The argument for Biden is that his blue-collar bona fides and tough talk will win back these voters. “If you look at Wisconsin, Michigan and Pennsylvania, the labor folks who voted for Trump, they love him,” former Delaware governor Jack Markell told the Times about Biden. “He has a connection with these people.” But it’s unclear how Biden’s political approach will appeal to voters motivated by cultural anxiety and “racialized economics.” It’s possible that the kind of economic platform that Biden is expected to pitch—one that stops short of Bernie Sanders’s democratic socialism, but nevertheless focuses directly on workers—could be effective here. But there’s nothing about Biden, outside of his identity as an old white man who reps Scranton, that suggests that he can be the only messenger who will be effective in making a dent in Trump’s non-college-educated white base.

For one thing, as Slate’s Ben Mathis-Lilley notes, “in 2018, Democrats flipped eight House districts that Obama won in 2012 but that Trump won in 2016; of those districts, which are in Biden’s ostensible wheelhouse, five were won by non-white male candidates.” Senators in the Biden mode, like Missouri’s Claire McCaskill and Indiana’s Joe Donnelly—both of whom Biden campaigned for—got walloped.
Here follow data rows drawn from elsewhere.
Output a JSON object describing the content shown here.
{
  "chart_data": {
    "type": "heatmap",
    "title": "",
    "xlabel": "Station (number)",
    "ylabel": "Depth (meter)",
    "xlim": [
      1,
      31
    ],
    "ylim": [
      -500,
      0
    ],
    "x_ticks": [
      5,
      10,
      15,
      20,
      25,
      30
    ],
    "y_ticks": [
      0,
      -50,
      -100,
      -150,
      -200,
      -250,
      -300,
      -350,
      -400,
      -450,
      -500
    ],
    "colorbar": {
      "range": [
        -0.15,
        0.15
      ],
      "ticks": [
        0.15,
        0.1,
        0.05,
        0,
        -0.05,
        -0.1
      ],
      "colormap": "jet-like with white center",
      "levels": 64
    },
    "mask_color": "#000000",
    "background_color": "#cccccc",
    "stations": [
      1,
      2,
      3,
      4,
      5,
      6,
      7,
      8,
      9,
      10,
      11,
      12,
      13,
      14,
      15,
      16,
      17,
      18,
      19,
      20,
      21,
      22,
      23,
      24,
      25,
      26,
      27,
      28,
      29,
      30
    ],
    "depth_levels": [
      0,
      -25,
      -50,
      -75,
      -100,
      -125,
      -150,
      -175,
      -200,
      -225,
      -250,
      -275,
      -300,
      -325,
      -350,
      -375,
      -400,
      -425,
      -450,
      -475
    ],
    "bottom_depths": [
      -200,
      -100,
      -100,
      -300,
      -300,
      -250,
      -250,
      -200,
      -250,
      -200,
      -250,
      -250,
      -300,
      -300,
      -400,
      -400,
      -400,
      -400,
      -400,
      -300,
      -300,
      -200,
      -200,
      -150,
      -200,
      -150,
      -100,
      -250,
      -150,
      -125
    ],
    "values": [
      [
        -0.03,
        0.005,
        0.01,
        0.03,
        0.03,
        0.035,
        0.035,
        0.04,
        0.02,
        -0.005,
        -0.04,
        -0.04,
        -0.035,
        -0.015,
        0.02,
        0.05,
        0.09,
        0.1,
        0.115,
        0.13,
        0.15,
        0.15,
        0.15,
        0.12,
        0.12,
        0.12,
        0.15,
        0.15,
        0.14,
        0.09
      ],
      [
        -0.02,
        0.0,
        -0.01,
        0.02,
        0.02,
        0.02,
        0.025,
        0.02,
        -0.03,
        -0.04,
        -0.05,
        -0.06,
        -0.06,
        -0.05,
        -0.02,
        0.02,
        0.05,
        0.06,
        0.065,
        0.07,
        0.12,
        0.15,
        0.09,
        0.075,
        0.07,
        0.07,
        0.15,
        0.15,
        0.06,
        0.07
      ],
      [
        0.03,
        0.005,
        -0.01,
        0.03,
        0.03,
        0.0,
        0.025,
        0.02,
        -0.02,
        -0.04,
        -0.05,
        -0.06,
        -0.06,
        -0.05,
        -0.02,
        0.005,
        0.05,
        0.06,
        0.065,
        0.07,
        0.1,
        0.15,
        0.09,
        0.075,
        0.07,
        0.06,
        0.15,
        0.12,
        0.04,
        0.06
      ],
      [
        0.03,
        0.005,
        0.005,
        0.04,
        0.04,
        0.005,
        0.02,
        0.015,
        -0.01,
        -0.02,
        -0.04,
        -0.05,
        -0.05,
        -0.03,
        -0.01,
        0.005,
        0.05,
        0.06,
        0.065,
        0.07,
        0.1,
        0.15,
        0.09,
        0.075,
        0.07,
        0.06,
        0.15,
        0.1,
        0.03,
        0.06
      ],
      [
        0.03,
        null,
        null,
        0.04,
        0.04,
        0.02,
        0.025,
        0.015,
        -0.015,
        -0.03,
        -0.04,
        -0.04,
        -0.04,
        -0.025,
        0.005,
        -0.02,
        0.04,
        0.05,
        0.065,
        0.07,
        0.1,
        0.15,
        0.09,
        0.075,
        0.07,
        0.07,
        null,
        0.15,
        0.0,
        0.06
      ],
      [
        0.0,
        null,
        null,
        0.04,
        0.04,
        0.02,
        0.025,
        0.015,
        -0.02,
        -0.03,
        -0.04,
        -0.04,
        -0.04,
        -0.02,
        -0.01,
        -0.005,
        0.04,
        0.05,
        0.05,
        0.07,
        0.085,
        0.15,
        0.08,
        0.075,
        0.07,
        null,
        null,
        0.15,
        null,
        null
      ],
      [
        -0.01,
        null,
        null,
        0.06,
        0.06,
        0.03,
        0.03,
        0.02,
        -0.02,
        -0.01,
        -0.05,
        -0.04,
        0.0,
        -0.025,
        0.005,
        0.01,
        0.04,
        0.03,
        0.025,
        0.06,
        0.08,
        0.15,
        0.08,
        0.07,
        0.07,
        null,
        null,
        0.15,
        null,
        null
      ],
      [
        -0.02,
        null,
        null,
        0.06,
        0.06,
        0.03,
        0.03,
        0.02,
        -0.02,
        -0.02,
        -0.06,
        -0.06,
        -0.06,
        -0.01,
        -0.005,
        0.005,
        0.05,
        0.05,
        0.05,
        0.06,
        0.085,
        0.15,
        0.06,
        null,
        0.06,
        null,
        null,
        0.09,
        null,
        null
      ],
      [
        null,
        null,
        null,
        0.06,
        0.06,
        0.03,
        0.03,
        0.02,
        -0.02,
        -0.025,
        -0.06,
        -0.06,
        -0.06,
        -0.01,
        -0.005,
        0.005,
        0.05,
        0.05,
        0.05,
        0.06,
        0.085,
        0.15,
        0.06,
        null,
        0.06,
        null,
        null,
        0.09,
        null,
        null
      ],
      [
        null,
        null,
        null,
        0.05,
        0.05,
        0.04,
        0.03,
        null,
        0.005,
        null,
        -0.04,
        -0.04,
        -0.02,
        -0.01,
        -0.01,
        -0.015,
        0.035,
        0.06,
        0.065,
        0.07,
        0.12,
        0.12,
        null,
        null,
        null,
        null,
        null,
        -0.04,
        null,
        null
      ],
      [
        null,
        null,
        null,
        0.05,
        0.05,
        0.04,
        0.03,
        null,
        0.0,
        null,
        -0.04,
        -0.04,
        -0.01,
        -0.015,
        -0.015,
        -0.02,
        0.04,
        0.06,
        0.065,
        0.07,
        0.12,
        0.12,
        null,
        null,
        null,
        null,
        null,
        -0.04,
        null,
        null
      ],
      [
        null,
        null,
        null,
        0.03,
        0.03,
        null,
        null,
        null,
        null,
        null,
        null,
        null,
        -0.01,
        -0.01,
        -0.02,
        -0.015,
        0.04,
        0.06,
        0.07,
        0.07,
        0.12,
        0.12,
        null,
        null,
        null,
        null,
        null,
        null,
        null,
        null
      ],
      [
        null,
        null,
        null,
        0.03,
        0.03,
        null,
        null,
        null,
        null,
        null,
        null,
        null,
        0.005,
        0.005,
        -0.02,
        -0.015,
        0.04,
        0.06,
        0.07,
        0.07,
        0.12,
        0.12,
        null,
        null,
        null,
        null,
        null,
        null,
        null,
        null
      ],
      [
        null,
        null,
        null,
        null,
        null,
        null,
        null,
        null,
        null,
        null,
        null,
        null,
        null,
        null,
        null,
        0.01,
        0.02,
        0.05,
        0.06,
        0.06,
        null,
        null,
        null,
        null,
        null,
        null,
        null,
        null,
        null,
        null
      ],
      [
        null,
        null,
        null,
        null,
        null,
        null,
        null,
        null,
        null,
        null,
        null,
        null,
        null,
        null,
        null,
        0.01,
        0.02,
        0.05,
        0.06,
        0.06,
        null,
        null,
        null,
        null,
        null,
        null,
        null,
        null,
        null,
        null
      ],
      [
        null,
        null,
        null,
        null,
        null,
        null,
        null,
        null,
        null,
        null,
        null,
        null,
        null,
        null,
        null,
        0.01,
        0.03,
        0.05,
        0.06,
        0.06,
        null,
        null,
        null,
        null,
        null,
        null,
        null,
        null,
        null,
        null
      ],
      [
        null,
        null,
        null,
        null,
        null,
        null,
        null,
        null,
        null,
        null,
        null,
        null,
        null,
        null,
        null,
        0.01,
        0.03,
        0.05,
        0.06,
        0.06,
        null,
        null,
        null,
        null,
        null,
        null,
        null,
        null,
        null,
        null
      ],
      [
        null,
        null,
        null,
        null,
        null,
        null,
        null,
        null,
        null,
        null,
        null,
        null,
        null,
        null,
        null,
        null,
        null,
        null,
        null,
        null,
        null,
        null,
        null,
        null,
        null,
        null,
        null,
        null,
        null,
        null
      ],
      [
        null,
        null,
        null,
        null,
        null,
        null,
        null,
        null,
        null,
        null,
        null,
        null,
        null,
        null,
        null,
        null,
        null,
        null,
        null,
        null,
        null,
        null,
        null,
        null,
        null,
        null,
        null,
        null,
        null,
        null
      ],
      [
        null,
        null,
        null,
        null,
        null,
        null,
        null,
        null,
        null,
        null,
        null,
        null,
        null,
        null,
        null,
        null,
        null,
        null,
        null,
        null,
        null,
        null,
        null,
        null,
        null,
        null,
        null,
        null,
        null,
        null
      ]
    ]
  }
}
Midterm voting suggests that the blue wall is being rebuilt by a diverse array of candidates, some similar to Biden (like Pennsylvania’s Conor Lamb) and some not (like Michigan’s Rashida Tlaib). There are strong signs that Michigan, Pennsylvania, and Wisconsin are poised to return to the Democratic fold in 2020, though Ohio, where Republicans expanded their hold on state government, may be lost for good.

It’s true that Biden is very popular, leading the potential Democratic field by as many as 20 points. But there’s reason to believe that his support is inflated. His significant advantage in name recognition will shrink as the primaries take shape, and the scrutiny of his record will intensify. By sitting out the 2016 primary, Biden’s record largely remained unexamined, thereby preserving his image as an affable, everyman vice president. But there are plenty of blemishes, including his shameful role during the Anita Hill hearings and his role in passing the 1994 crime bill—the virtues of which he continues to extol. He also hasn’t proven to be an effective presidential candidate: His 1988 campaign was derailed by plagiarism accusations, and he dropped out of the 2008 race after getting just 4 percent in the Iowa caucuses.

The notion that Biden is the only Democrat who can beat Trump vastly overstates the president’s strength as a candidate. Trump has never even flirted with 50 percent approval during his two years in office, and the blue wave in the November midterms showed just how deeply he is loathed by a majority of the electorate. It’s likely that any Democratic nominee will be favored to defeat him. But it would be both strategically foolish, and politically disastrous, for the Democrats to nominate a candidate who sought primarily to appeal to tens of thousands of midwestern voters rather than the many millions who are already eager to help the party take down the president.